In our recalibrated score we replaced, for each 5-year age/sex group,
\( S\left(5,\overline{x}\right) \) with the estimated national 5-year death rate for Australians in 2016 based on the most recent national death statistics, which gives annual CVD mortality rates by 5-year age/sex group, up to 2013 [
11]. Also, we replaced
\( \left\{\overline{x}\right\} \) by the mean values from the most recent (2011/3) comprehensive national health survey [
12], obtained by request from the Australian Bureau of Statistics. See Additional file
2: Table S1 for a comparison between Australian national data and the pooled cohorts. Using these sources of data incurs a minor error due to their inclusion of those with prevalent CVD (6.9% in the six datasets used in this paper).
Single-year mortality projections for 2016 were derived from fitting Poisson regression models to 5 year age/sex-specific annual data, for ages 40–79 years, from 2000 to 2013. This model provided a good fit to the data (Additional file
3: Figure S2). Using standard lifetable (‘compound interest’) methods these projections were used to obtain estimated 5-year risks for each 5-year age/sex group, for someone aged at the mid-range of the particular age group. Transition to the next highest age group after 2.5 years was accounted for by taking the single-year estimate of risk as the geometric mean of the estimates in year three of follow-up in the original and next age groups, stratified by sex. Similarly, the value of an individual’s age was rounded to the mid-range of her or his specific 5-year age group when evaluating the
w component of the recalibrated risk score in each five-year age-group.
Evaluating the scores
We tested the discrimination of the primary risk score by evaluating its performance in the multiple imputation model using Harrell’s c-statistic [
9]. Additionally, we found the corresponding c-statistic in each of the 30 imputation sets and obtained a pooled estimate from a fixed effect meta-analysis [
9]. We also compared the discrimination of the primary, low information and traditional risk factor models. Finally, we evaluated discrimination in an external dataset: the Scottish Heart Health Extended Cohort Study [
4], approximating SEIFA fifths with the postcode-based deprivation fifths in this study. Although the calibration of the primary risk score does not require evaluation, given that recalibration has been performed, nevertheless it was useful to check that the primary risk score is well calibrated within the sample data. To do such a test, a calibration plot [
9] was constructed for a pre-specified arbitrary imputation set (i.e. the sample data from the combined six Australian cohorts with missing data ‘filled-in’) – the first set generated. In addition, the Hosmer-Lemeshow test for survival data [
9] was applied to the equal tenths of predicted risk. For comparison with existing scores for CVD mortality, calibration plots were also produced, applied to the same imputation set, for the SCORE models for low- and high-risk European populations [
15]. The published 10-year risks from SCORE were transformed to 5-year risks using ‘compound interest’ calculations.
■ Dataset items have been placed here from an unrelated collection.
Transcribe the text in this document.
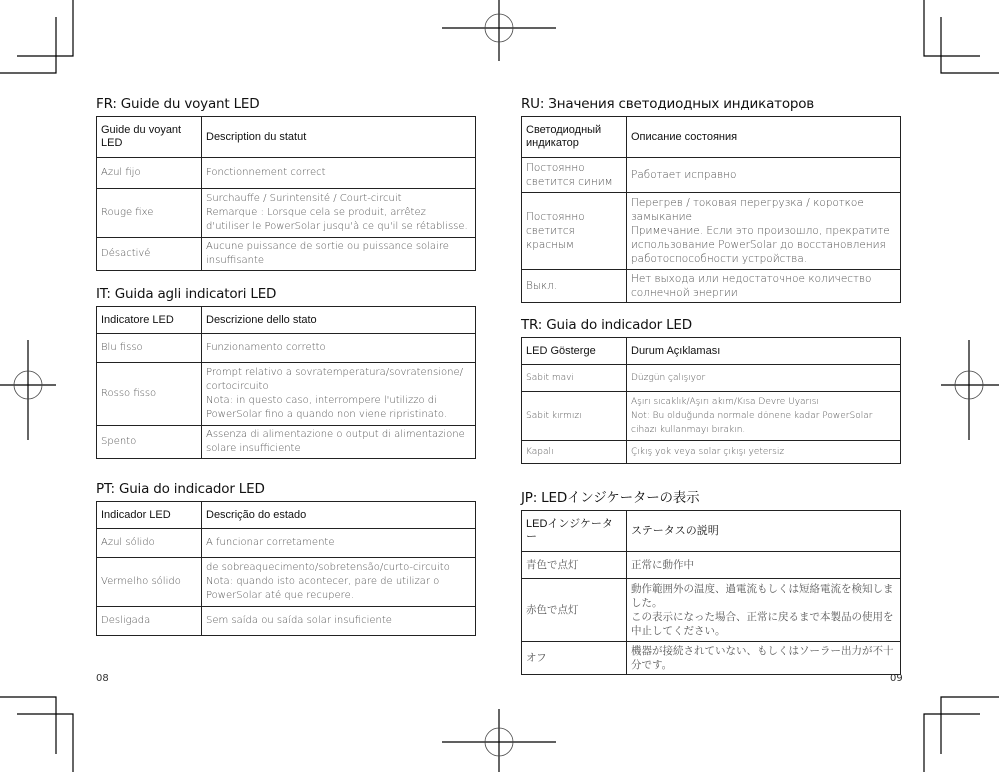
FR: Guide du voyant LED
Guide du voyant LED	Description du statut
Azul fijo	Fonctionnement correct

Rouge fixe	Surchauffe / Surintensité / Court-circuit
Remarque : Lorsque cela se produit, arrêtez d'utiliser le PowerSolar jusqu'à ce qu'il se rétablisse.

Désactivé	Aucune puissance de sortie ou puissance solaire insuffisante
IT: Guida agli indicatori LED
Indicatore LED	Descrizione dello stato
Blu fisso	Funzionamento corretto

Rosso fisso	Prompt relativo a sovratemperatura/sovratensione/ cortocircuito
Nota: in questo caso, interrompere l'utilizzo di PowerSolar fino a quando non viene ripristinato.

Spento	Assenza di alimentazione o output di alimentazione solare insufficiente
PT: Guia do indicador LED
Indicador LED	Descrição do estado
Azul sólido	A funcionar corretamente

Vermelho sólido	de sobreaquecimento/sobretensão/curto-circuito
Nota: quando isto acontecer, pare de utilizar o PowerSolar até que recupere.

Desligada	Sem saída ou saída solar insuficiente
RU: Значения светодиодных индикаторов
Светодиодный индикатор	Описание состояния
Постоянно светится синим	Работает исправно

Постоянно светится красным	Перегрев / токовая перегрузка / короткое замыкание
Примечание. Если это произошло, прекратите использование PowerSolar до восстановления работоспособности устройства.

Выкл.	Нет выхода или недостаточное количество солнечной энергии
TR: Guia do indicador LED
LED Gösterge	Durum Açıklaması
Sabit mavi	Düzgün çalışıyor

Sabit kırmızı	Aşırı sıcaklık/Aşırı akım/Kısa Devre Uyarısı
Not: Bu olduğunda normale dönene kadar PowerSolar cihazı kullanmayı bırakın.

Kapalı	Çıkış yok veya solar çıkışı yetersiz
JP: LEDインジケーターの表示
LEDインジケーター	ステータスの説明
青色で点灯	正常に動作中

赤色で点灯	動作範囲外の温度、過電流もしくは短絡電流を検知しました。
この表示になった場合、正常に戻るまで本製品の使用を中止してください。

オフ	機器が接続されていない、もしくはソーラー出力が不十分です。
08	09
Although external validation would be ideal [
10], there is no meaningful way to validate the final, recalibrated model as, by definition, this is a projection into an unknown future Australia. Alternatively, we compared the primary and recalibrated models with each other and with the two SCORE predictions. We computed the estimates for all four algorithms for a woman and a man who did or did not smoke, had or did not have diabetes and had average values of all the other risk factors according to the Australian risk factor survey [
12].
Analyses were undertaken using SAS and STATA software; a p value of 0.05 or less was considered significant. All analyses and reporting of the prediction model development and validation were conducted in accordance with the Transparent Reporting of a multivariable prediction model for Individual Prognosis Or Diagnosis (TRIPOD) guidelines.